# Intel core i7 860 - virtuelle Kerne



## ncgimp (19. Juni 2010)

Soll ich zum zocken die 4 virtuellen Kerne ausschalten?
Welche Vor- und Nachteile hat dies?
Und zu guter letzt. Wie Schalte ich sie eigentlich aus?


----------



## Arosk (19. Juni 2010)

Lässt sich im BIOS deaktivieren, mußt mal schauen wo. Sollte eine Einstellung sein die etwas mit "SMT" im Namen trägt.


----------



## ncgimp (19. Juni 2010)

mh ich finde da nichts. hat wer eine genauere beschreibung?

ich habe folgendes mainboard: Asus P7P55D-E


----------



## Arosk (19. Juni 2010)

> SMT oder auch Hypertreading kann man nur im Bios ausschalten. Die entsprechende Option findest du im Advanced Chipset Features.


----------



## ncgimp (19. Juni 2010)

ok ich schau mal 


			Dieser Inhalt steht nur eingeloggten Mitgliedern zur Verfügung.


----------



## Sam_Fischer (19. Juni 2010)

da frag ich mich wie so man sich dann so teuren CPU kauft?
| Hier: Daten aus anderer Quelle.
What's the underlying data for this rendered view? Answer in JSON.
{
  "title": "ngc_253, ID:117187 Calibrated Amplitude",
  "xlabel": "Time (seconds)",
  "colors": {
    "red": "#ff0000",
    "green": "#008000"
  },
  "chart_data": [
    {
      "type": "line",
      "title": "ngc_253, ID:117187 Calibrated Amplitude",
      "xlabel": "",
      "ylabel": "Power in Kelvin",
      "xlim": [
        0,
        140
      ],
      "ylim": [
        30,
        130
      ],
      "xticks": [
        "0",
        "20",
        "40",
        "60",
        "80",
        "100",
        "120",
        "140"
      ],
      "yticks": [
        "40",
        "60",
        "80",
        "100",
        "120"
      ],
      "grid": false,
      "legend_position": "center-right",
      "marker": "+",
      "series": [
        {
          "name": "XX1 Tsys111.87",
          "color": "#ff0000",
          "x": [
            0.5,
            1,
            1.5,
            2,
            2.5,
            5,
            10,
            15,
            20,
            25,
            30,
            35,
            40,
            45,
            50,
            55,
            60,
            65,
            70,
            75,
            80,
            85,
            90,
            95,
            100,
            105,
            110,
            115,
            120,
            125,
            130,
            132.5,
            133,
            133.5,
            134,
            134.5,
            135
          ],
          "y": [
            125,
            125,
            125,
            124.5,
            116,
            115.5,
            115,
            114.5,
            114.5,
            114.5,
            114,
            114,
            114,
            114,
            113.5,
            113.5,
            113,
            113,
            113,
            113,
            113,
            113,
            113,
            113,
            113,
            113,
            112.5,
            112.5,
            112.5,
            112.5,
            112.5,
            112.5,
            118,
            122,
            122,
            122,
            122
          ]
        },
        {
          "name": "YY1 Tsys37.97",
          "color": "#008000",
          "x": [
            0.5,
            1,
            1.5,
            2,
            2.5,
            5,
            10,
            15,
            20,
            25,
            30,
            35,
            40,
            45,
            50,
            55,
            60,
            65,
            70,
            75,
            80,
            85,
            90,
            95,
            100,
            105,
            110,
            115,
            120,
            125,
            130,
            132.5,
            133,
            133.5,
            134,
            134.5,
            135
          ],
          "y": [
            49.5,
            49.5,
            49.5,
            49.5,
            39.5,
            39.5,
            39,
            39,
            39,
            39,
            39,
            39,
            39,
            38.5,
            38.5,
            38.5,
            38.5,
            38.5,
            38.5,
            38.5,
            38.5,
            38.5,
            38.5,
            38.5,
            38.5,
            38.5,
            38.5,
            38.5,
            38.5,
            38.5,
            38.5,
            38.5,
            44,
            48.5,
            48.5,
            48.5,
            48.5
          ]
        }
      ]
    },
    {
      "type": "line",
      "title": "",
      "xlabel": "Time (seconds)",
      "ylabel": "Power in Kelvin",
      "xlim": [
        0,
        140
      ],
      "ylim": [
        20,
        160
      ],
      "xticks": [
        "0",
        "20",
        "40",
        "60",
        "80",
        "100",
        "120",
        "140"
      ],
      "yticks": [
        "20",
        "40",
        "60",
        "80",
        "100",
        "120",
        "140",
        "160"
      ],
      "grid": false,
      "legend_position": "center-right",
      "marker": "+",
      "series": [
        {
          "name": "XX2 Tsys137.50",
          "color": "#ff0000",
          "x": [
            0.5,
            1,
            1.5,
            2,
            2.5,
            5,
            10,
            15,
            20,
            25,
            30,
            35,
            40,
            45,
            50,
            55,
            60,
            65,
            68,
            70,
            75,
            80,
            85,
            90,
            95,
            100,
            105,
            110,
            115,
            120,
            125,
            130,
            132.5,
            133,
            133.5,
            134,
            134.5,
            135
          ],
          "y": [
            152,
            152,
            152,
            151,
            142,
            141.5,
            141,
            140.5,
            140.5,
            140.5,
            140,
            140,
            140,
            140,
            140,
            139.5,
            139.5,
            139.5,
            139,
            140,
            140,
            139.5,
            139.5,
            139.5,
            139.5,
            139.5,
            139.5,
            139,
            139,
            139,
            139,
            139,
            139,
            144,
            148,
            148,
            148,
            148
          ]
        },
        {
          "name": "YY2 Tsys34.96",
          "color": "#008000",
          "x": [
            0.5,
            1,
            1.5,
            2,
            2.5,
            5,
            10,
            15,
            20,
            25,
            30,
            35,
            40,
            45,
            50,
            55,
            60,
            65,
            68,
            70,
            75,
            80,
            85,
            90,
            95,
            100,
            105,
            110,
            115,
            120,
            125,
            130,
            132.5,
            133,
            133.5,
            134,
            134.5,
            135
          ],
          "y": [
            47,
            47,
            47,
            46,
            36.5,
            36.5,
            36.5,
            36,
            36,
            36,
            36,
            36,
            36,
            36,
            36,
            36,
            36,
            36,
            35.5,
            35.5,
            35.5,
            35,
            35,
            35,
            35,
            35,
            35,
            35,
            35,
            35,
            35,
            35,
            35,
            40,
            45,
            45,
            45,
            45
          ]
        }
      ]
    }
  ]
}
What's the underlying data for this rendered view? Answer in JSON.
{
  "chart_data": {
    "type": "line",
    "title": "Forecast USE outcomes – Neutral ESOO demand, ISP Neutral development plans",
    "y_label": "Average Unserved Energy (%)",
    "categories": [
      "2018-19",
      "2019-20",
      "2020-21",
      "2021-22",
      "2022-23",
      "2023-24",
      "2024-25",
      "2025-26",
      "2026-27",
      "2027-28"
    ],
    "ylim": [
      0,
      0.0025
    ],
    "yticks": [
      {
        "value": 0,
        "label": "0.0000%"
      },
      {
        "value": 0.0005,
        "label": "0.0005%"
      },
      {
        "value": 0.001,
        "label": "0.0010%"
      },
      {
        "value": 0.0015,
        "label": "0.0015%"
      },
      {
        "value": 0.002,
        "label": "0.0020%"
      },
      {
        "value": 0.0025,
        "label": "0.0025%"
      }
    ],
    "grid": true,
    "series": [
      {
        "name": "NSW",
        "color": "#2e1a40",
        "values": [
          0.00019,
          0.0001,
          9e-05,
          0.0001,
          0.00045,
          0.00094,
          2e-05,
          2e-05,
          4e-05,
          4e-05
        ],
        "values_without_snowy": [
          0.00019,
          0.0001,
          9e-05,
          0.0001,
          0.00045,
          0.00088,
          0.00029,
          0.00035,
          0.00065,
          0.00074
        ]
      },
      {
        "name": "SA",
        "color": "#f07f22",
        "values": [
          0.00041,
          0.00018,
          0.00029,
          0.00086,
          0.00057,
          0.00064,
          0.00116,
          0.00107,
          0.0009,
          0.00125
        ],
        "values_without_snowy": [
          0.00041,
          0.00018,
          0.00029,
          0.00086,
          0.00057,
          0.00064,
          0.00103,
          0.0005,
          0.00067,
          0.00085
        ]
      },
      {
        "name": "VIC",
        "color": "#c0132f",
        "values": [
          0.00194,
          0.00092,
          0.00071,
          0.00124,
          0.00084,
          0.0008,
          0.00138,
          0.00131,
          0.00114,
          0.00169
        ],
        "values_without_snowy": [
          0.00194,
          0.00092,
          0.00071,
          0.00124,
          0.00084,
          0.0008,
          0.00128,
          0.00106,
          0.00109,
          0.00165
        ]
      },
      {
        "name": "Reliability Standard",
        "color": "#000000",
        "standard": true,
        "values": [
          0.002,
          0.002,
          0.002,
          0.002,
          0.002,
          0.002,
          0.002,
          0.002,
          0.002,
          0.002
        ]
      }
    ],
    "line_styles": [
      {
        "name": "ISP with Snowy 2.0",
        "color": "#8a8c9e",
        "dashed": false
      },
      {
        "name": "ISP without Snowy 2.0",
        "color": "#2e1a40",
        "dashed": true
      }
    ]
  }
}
O.o 

kann man sich ja gleich i5 kaufen. 


			Dieser Inhalt steht nur eingeloggten Mitgliedern zur Verfügung.


----------



## ncgimp (20. Juni 2010)

gute frage. ich weiß ja nicht wieso aber mein kollege meinte wenn ich die ausschalte kann ich besser zocken... ? 

edit: stimmt das?


----------



## WR^Velvet (20. Juni 2010)

Wird dein Skill garantiert nicht verbessern. 
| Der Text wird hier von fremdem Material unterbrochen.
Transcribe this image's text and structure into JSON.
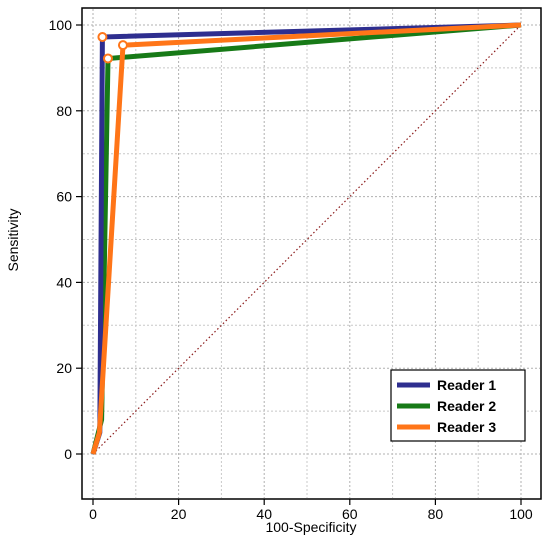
{
  "chart_data": {
    "type": "line",
    "title": "",
    "xlabel": "100-Specificity",
    "ylabel": "Sensitivity",
    "xlim": [
      0,
      100
    ],
    "ylim": [
      0,
      100
    ],
    "xticks": [
      "0",
      "20",
      "40",
      "60",
      "80",
      "100"
    ],
    "yticks": [
      "0",
      "20",
      "40",
      "60",
      "80",
      "100"
    ],
    "grid": true,
    "legend_position": "bottom-right",
    "diagonal_reference": {
      "points": [
        [
          0,
          0
        ],
        [
          100,
          100
        ]
      ],
      "style": "dotted",
      "color": "#8b1a1a"
    },
    "series": [
      {
        "name": "Reader 1",
        "color": "#2e2e8f",
        "points": [
          [
            0,
            0
          ],
          [
            1.6,
            5
          ],
          [
            2.2,
            97.2
          ],
          [
            100,
            100
          ]
        ],
        "marker": null
      },
      {
        "name": "Reader 2",
        "color": "#177a17",
        "points": [
          [
            0,
            0
          ],
          [
            2.0,
            8
          ],
          [
            3.5,
            92.2
          ],
          [
            100,
            100
          ]
        ],
        "marker": [
          3.5,
          92.2
        ]
      },
      {
        "name": "Reader 3",
        "color": "#ff7518",
        "points": [
          [
            0,
            0
          ],
          [
            1.5,
            5
          ],
          [
            7.0,
            95.3
          ],
          [
            100,
            100
          ]
        ],
        "marker": [
          7.0,
          95.3
        ]
      }
    ],
    "extra_marker": {
      "series": "Reader 1",
      "point": [
        2.2,
        97.2
      ]
    }
  }
}
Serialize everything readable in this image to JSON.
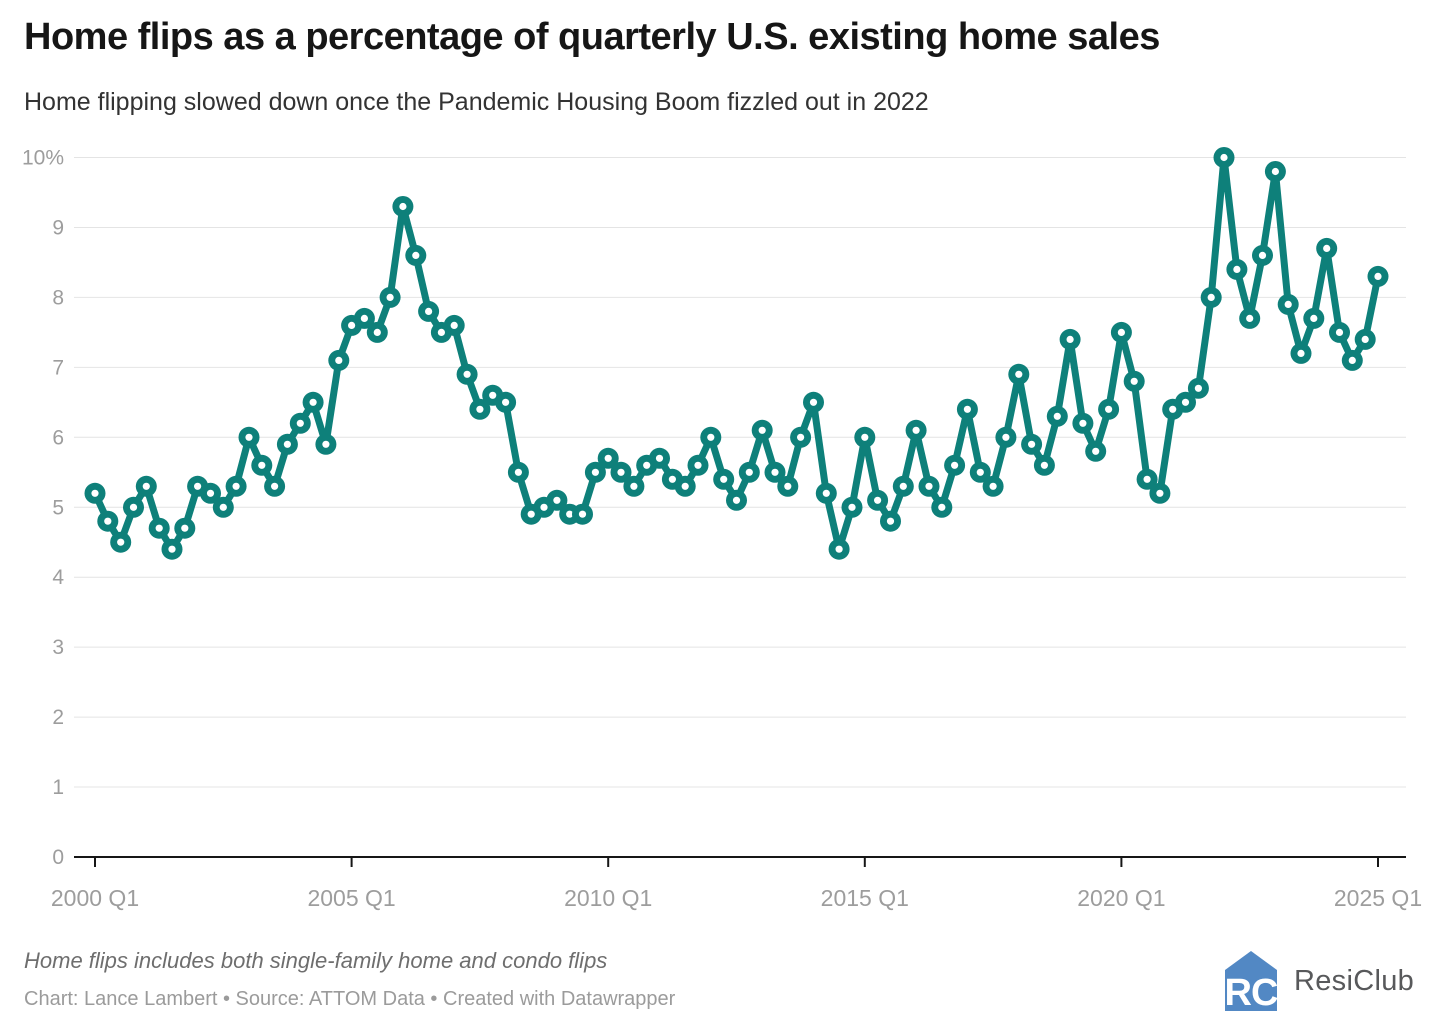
{
  "header": {
    "title": "Home flips as a percentage of quarterly U.S. existing home sales",
    "subtitle": "Home flipping slowed down once the Pandemic Housing Boom fizzled out in 2022"
  },
  "chart_data": {
    "type": "line",
    "title": "Home flips as a percentage of quarterly U.S. existing home sales",
    "subtitle": "Home flipping slowed down once the Pandemic Housing Boom fizzled out in 2022",
    "xlabel": "",
    "ylabel": "",
    "ylim": [
      0,
      10
    ],
    "grid": true,
    "legend": false,
    "line_color": "#0e807a",
    "grid_color": "#e4e4e4",
    "axis_color": "#161616",
    "tick_label_color": "#9d9d9d",
    "y_ticks": [
      "0",
      "1",
      "2",
      "3",
      "4",
      "5",
      "6",
      "7",
      "8",
      "9",
      "10%"
    ],
    "x_ticks": [
      {
        "label": "2000 Q1",
        "i": 0
      },
      {
        "label": "2005 Q1",
        "i": 20
      },
      {
        "label": "2010 Q1",
        "i": 40
      },
      {
        "label": "2015 Q1",
        "i": 60
      },
      {
        "label": "2020 Q1",
        "i": 80
      },
      {
        "label": "2025 Q1",
        "i": 100
      }
    ],
    "x": [
      "2000 Q1",
      "2000 Q2",
      "2000 Q3",
      "2000 Q4",
      "2001 Q1",
      "2001 Q2",
      "2001 Q3",
      "2001 Q4",
      "2002 Q1",
      "2002 Q2",
      "2002 Q3",
      "2002 Q4",
      "2003 Q1",
      "2003 Q2",
      "2003 Q3",
      "2003 Q4",
      "2004 Q1",
      "2004 Q2",
      "2004 Q3",
      "2004 Q4",
      "2005 Q1",
      "2005 Q2",
      "2005 Q3",
      "2005 Q4",
      "2006 Q1",
      "2006 Q2",
      "2006 Q3",
      "2006 Q4",
      "2007 Q1",
      "2007 Q2",
      "2007 Q3",
      "2007 Q4",
      "2008 Q1",
      "2008 Q2",
      "2008 Q3",
      "2008 Q4",
      "2009 Q1",
      "2009 Q2",
      "2009 Q3",
      "2009 Q4",
      "2010 Q1",
      "2010 Q2",
      "2010 Q3",
      "2010 Q4",
      "2011 Q1",
      "2011 Q2",
      "2011 Q3",
      "2011 Q4",
      "2012 Q1",
      "2012 Q2",
      "2012 Q3",
      "2012 Q4",
      "2013 Q1",
      "2013 Q2",
      "2013 Q3",
      "2013 Q4",
      "2014 Q1",
      "2014 Q2",
      "2014 Q3",
      "2014 Q4",
      "2015 Q1",
      "2015 Q2",
      "2015 Q3",
      "2015 Q4",
      "2016 Q1",
      "2016 Q2",
      "2016 Q3",
      "2016 Q4",
      "2017 Q1",
      "2017 Q2",
      "2017 Q3",
      "2017 Q4",
      "2018 Q1",
      "2018 Q2",
      "2018 Q3",
      "2018 Q4",
      "2019 Q1",
      "2019 Q2",
      "2019 Q3",
      "2019 Q4",
      "2020 Q1",
      "2020 Q2",
      "2020 Q3",
      "2020 Q4",
      "2021 Q1",
      "2021 Q2",
      "2021 Q3",
      "2021 Q4",
      "2022 Q1",
      "2022 Q2",
      "2022 Q3",
      "2022 Q4",
      "2023 Q1",
      "2023 Q2",
      "2023 Q3",
      "2023 Q4",
      "2024 Q1",
      "2024 Q2",
      "2024 Q3",
      "2024 Q4",
      "2025 Q1"
    ],
    "values": [
      5.2,
      4.8,
      4.5,
      5.0,
      5.3,
      4.7,
      4.4,
      4.7,
      5.3,
      5.2,
      5.0,
      5.3,
      6.0,
      5.6,
      5.3,
      5.9,
      6.2,
      6.5,
      5.9,
      7.1,
      7.6,
      7.7,
      7.5,
      8.0,
      9.3,
      8.6,
      7.8,
      7.5,
      7.6,
      6.9,
      6.4,
      6.6,
      6.5,
      5.5,
      4.9,
      5.0,
      5.1,
      4.9,
      4.9,
      5.5,
      5.7,
      5.5,
      5.3,
      5.6,
      5.7,
      5.4,
      5.3,
      5.6,
      6.0,
      5.4,
      5.1,
      5.5,
      6.1,
      5.5,
      5.3,
      6.0,
      6.5,
      5.2,
      4.4,
      5.0,
      6.0,
      5.1,
      4.8,
      5.3,
      6.1,
      5.3,
      5.0,
      5.6,
      6.4,
      5.5,
      5.3,
      6.0,
      6.9,
      5.9,
      5.6,
      6.3,
      7.4,
      6.2,
      5.8,
      6.4,
      7.5,
      6.8,
      5.4,
      5.2,
      6.4,
      6.5,
      6.7,
      8.0,
      10.0,
      8.4,
      7.7,
      8.6,
      9.8,
      7.9,
      7.2,
      7.7,
      8.7,
      7.5,
      7.1,
      7.4,
      8.3
    ]
  },
  "footer": {
    "note": "Home flips includes both single-family home and condo flips",
    "credit": "Chart: Lance Lambert • Source: ATTOM Data • Created with Datawrapper"
  },
  "logo": {
    "brand": "ResiClub",
    "monogram": "RC",
    "icon_color": "#5288c4",
    "text_color": "#58595b"
  }
}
			Dieser Inhalt steht nur eingeloggten Mitgliedern zur Verfügung.


----------



## Palimbula (20. Juni 2010)

Besser zocken bestimmt nicht, aber die Chance ist groß dass die Spiele flüssiger laufen 


			Dieser Inhalt steht nur eingeloggten Mitgliedern zur Verfügung.
        

 In einer der letzten pcgameshardware war ein Artikel zu dem Thema drin.


----------



## Xelyna* (20. Juni 2010)

Kommt drauf an welches Betriebssystem du hast.

Windows 7 kann virtuelle von echten kernen unterscheiden, spiele werden bei windows 7 auch nur noch auf die echten kerne gelegt, somit hast du keinerlei vorteile wenn du sie bei spielen ausschaltest, eher nachteile weil er die anderen prozesse auch auf die echten  legt und eben nicht auf die Virtuellen.

Hast du allerdings kein windows 7 kann das schon performance bringen.


----------



## ncgimp (20. Juni 2010)

Xelyna* schrieb:


> Kommt drauf an welches Betriebssystem du hast.
> 
> Windows 7 kann virtuelle von echten kernen unterscheiden, spiele werden bei windows 7 auch nur noch auf die echten kerne gelegt, somit hast du keinerlei vorteile wenn du sie bei spielen ausschaltest, eher nachteile weil er die anderen prozesse auch auf die echten  legt und eben nicht auf die Virtuellen.
> 
> Hast du allerdings kein windows 7 kann das schon performance bringen.




hab windows 7 64 bit

bist du dir ganz sicher 


			Dieser Inhalt steht nur eingeloggten Mitgliedern zur Verfügung.
        

?


----------



## ncgimp (20. Juni 2010)

oder kann das wer bestätigen? hab das noch nie gehört 


			Dieser Inhalt steht nur eingeloggten Mitgliedern zur Verfügung.


----------



## Kyragan (20. Juni 2010)

Windows 7 hat nen verbesserten Threadscheduler und kann tatsächlich physische und logische Kerne voneinander unterscheiden. SMT führt nur bei Ausnahmen zum Leistungsverlust. WoW oder ArmA II sind so Beispiele. In der Regel sollte aber maximal keine zusätzliche Leistung bei rausspringen.


----------



## Sam_Fischer (20. Juni 2010)

Es stimmt

"Weiterer Vorteil:

- Win 7 unterscheidet zwischen echten Kernen und unechten Kernen. Das bedeutet, bei Spielen, wo HT bremsen kann, werden nur echte Kerne angesprochen. Man brauch also HT im Bios nicht mehr ausschalten."


----------



## eMJay (21. Juni 2010)

Sam_Fischer schrieb:


> da frag ich mich wie so man sich dann so teuren CPU kauft? O.o
> 
> kann man sich ja gleich i5 kaufen.
> 
> ...


Beim i5 ist es nicht anders der hat auch nur eigentlich 2 Kerne. 
Das nur mal so nebenbei. :-)


----------



## Kyragan (21. Juni 2010)

Nö. Der i5-750(Lynnfield) hat 4 physische Kerne, aber kein Hyperthreading. Die i5-6xx (Clarkdale) CPUs haben 2 physische und 2 logische Kerne, also SMT. 


			Dieser Inhalt steht nur eingeloggten Mitgliedern zur Verfügung.


----------



## Lilith Twilight (21. Juni 2010)

Thore-Thrall schrieb:


> Beim i5 ist es nicht anders der hat auch nur eigentlich 2 Kerne.
> Das nur mal so nebenbei. :-)




Der Core i5 750 hat aber auch 4 echte Kerne (und kein HT) :-)


----------



## eMJay (21. Juni 2010)

Meiner im Notebook hat 2 und 2.
Deswegen hab ich gedacht die haben alle nur 2 sry.

Hab mich mit den "i" noch nicht so genau beschäftigt.


----------